Next week the U.S. Supreme Court will hear oral arguments on two of the most critical cases of our time. On Tuesday, March 26, attorneys will make the pitch both for and against California’s Proposition 8 pro-marriage amendment. It maintained the timeless definition of natural marriage as between man and wife.
On March 27, the high court will consider the constitutionality of the Defense of Marriage Act, passed in 1996 with overwhelming bipartisan support and signed into law by then President Bill Clinton. It, likewise, secured the definition of legitimate marriage for purposes of federal law.
Although both cases certainly address a multitude of legal and political issues, they also involve a number of moral and cultural considerations that, if wrongly decided, will literally shake Western civilization to the core.
The Supreme Court could put its official stamp of approval on that cartoonish contradiction-in-terms labeled “same-sex marriage.” Ultimately, the nine justices will decide either to deconstruct, radically render functionally trivial the age-old institution of natural marriage – or leave it alone.
They’d better leave it alone.
Here’s the bottom line: Homosexual activists don’t want the white picket fence. They want to burn down the white picket fence.
In a recent column headlined, “The Revolt of Intelligence Against ‘Marriage Equality,” worldview expert Rick Pearcey addressed one prominent “gay” activist’s admission -- that the destruction of natural marriage signifies the left’s ultimate cultural coup de grâce.
“Masha Gessen, a lesbian and a journalist, spoke frankly about this at a conference in Sydney, Australia,” he wrote. “‘It’s a no-brainer that we should have the right to marry,’ she said. ‘But I also think equally that it’s a no-brainer that the institution of marriage should not exist. … ‘Marriage equality’ becomes ‘marriage elasticity,’ with the ultimate goal of ‘marriage extinction.’”
One of liberals’ favorite defense mechanisms is to ridicule the opposition if confronted with some irrefutable argument. Such is the tactic whenever a thinking person walks into the room and points out this big ‘ol gay elephant: Once the government pretends that some vague combination of “love” and “consent” are all that a “marriage” requires, then other “arbitrary” and “discriminatory” parameters beyond a binary male-female prerequisite must also go poof.
That is to say, if the Court magically divines some constitutional right to “same-sex marriage,” then full “marriage equality” necessarily demands that polygamous, incestuous and any other equally aberrant nuptial cocktail be likewise permitted.
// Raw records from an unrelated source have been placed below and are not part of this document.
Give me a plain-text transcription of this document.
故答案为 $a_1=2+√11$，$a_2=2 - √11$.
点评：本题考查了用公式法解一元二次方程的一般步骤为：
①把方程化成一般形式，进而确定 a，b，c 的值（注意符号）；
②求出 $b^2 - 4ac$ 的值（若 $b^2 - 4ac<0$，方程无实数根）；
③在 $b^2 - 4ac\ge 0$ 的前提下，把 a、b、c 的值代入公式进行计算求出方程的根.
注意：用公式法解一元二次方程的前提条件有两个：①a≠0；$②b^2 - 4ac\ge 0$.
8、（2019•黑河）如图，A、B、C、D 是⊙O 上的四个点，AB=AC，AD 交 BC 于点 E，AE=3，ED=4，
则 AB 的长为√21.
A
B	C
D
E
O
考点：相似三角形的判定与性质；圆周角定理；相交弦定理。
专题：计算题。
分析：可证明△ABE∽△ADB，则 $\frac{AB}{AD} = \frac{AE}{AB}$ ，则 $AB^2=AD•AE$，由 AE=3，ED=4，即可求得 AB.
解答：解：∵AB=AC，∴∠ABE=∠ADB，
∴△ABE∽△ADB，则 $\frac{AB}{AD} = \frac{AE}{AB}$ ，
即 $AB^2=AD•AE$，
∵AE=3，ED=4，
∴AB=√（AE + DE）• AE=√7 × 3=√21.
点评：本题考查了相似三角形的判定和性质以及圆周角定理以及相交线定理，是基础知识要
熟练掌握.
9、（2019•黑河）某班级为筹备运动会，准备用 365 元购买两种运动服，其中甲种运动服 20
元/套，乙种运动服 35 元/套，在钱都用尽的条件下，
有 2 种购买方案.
It’s a “no-brainer,” right?
To that end, I’m concerned with the Supreme Court’s recent history of radically redefining that which cannot be redefined. Though examples abound, I’m thinking specifically, as concerns the topic at hand, of the Court’s 2003 holding in Lawrence v. Texas.
In Lawrence, the liberal majority, for the first time in history, radically redefined male-on-male sodomy – hitherto classified “a crime against nature” – as a “constitutional right.”
In his characteristically brilliant dissent, Justice Antonin Scalia voiced my concerns better than I can: “State laws against bigamy, same-sex marriage, adult incest, prostitution, masturbation, adultery, fornication, bestiality and obscenity are likewise sustainable only in light of Bowers’ validation of laws based on moral choices,” he wrote. “Every single one of these laws is called into question by today’s decision.”
A brief filed by 18 state attorneys general voiced similar concerns: “Once the natural limits that inhere in the relationship between a man and a woman can no longer sustain the definition of marriage, the conclusion that follows is that any grouping of adults would have an equal claim to marriage,” they wrote.
The brief further observed the self-evident “no-brainer” that legitimate marriage is “optimal for children and society at large.”
It’s all very simple. If anything is marriage, then everything is marriage. And if everything is marriage, then nothing is marriage at all.
“‘Marriage equality’ becomes ‘marriage elasticity,’ with the ultimate goal of ‘marriage extinction.’”
I sincerely hope that the honorable and learned men and women who sit upon the highest bench in the land can recognize that all of these San Francisco-style social-engineering games are a deceptive means to a destructive end.
And it’s not the emotionalist end they’ve dolled-up and dished out. The left’s fierce push for “gay marriage” has nothing to do with “marriage equality” and everything to do with “marriage extinction.”
Or, as Ms. Gessen candidly put it: “It’s a no-brainer that the institution of marriage should not exist.”
I pray that at least five justices still think it should.
Matt Barber is an attorney concentrating in constitutional law and he serves as vice president of Liberty Counsel Action, a nonprofit litigation, education, and policy organization dedicated to advancing religious freedom, the sanctity of life, and the family since 1989, by providing pro bono assistance and representation on these and related topics.